Kepada wakil tim kedua, rekan saya melalui tilpon bicara langsung dan mengingatkan agar laporan yang diterima diperiksa dan dipastikan memenuhi kelengkapan yang diperlukan kantor pusat.Wakil tim kedua yang diajak berbicara, selain mengiyakan juga mempertanyakan legalitas dan kewenangan rekan saya mendelegasikan urusan di tiga kabupaten lain. Mendapat pertanyaan seperti itu, sontak rekan saya merasa ‘diajari’ namun tetap dapat menahan emosi dan perasaan terhadap mitra kerja. Di kemudian hari, mitra kerja wakil tim kedua yang ‘mengajari’ rekan saya ternyata adalah bukan pegawai kantor pusat melainkan pihak ketiga yang diminta membantu.
Awal minggu keempat desember, tim kedua menyampaikan titipan laporan tiga kabupaten yang didelegasikan oleh tim pertama. Wakil tim kedua sama sekali tidak memberikan kabar status titipan laporan sudah disampaikan. Setelah laporan diterima, hingga akhir minggu pertama januari kantor pusat pun tidak menghubungi tim pertama yang mendapat penugasan dan mendelegasikan pekerjaan di tiga kabupaten lain. Bahkan ketika awal minggu pertama januari, rekan saya yang menyengajakan diri singgah ke kantor pusat sekaligus menyelesaikan urusan yang lain, menemukan kantor pusat tidak menyinggung masalah tiga kabupaten lain, pengelola dana yang berhubungan langsung dengan pertanggungajawaban bahkan tidak dijumpai di meja kerjanya hingga malam.
Minggu pagi ini (6/1), rekan saya menunjukkan dua SMS salah seorang pengelola dana, pertama : “terkait dengan pemeriksaan … hari senin, mohon SPJ (laporan dan pertanggungjawaban, pen.) di antar hari ini (minggu, pen.) ke kantor pusat…”. SMS kedua: “Kalo saya yg penting SPJ saya beres, itu aja dan ga ada masalah waktu pemeriksaan, koordinasi aja lagi dg pihak di papua yang menerima delegasi”. Rekan saya mengapresiasi kedua SMS tadi cukup panjang seperti yang diperlihatkan sebelum dikirim sebagai balasan: “lha apa yg akan dikordinasikan atau dibereskan kalau gak tahu statusnya (SPJ tiga kabupaten yang dititipkan kepada tim kedua, pen.) … tadi tlp dengan pengelola keuangan juga masih mau dicek (periksa ulang kelengkapan SPJ tiga kabupaten yang sudah diterima, pen.), saya malah harus nunggu mesti ngapain, senin (padahal rabu, pen) kita ketemu sepertinya sudah beres.
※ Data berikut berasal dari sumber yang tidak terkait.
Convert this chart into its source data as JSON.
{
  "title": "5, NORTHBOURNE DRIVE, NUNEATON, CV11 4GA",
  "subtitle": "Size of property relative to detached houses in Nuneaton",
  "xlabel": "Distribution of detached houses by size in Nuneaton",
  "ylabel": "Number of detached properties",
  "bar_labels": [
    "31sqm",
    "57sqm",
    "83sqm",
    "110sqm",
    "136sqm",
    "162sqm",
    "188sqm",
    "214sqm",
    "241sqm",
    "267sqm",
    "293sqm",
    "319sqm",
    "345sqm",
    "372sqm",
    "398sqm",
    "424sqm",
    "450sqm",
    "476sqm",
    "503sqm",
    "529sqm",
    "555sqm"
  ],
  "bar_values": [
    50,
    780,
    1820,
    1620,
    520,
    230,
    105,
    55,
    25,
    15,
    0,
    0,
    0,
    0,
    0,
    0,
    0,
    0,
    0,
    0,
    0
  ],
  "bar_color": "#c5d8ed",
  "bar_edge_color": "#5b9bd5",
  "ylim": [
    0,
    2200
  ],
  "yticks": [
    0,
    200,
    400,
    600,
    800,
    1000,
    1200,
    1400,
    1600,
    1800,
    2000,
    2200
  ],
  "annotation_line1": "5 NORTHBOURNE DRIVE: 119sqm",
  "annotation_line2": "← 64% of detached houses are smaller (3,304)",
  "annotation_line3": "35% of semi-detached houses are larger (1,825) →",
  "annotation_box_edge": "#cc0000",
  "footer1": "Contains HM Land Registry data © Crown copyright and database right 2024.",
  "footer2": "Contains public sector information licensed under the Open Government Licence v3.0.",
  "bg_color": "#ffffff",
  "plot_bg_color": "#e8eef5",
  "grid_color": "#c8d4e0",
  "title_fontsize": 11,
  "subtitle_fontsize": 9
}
Saya sendiri anggap titipan kantor cabang ke tim kedua sudah semua, apalagi wakil tim kedua (yang dihubungi, pen.) merasa lebih tahu dan sempat ‘ngajari’ saya (urusan SPJ, pen) *).
Setelah SMS dikirimkan nampak rekan saya kembali ‘sumringah’, kembali menghirup kopi dan goreng ubi manis seraya mengakhiri curahan hati dengan mengarisbawahi sikap dan filosofi dia, yaitu dalam bekerja bukan hanya urusan beres tidak ada masalah, tapi juga hidup tenang. Rekan saya yang bekerja di kantor cabang padahal pernah mengenyam bekerja di perusahaan multinasional dan lembaga international, melihat rekan-rekan kerja di kantor pusat tempat bekerja sekarang, mereka ini dilengkapi fasilitas kerja baik barang pribadi dan inventaris kantor yang ‘high end’ namun ternyata memiliki mutu kerja ‘low end’. Kesimpulan ini seolah mewakili makna: mengutamakan gaya daripada mutu.
Sebelum waktu makan siang menjelang, rekan saya melanjutkan aktifitas akhir pekan yang sudah diagendakan dan mencoba menemuka menu hidangan santap makan siang yang tidak mengutamakan tampilan tapi juga bermutu dan bergizi.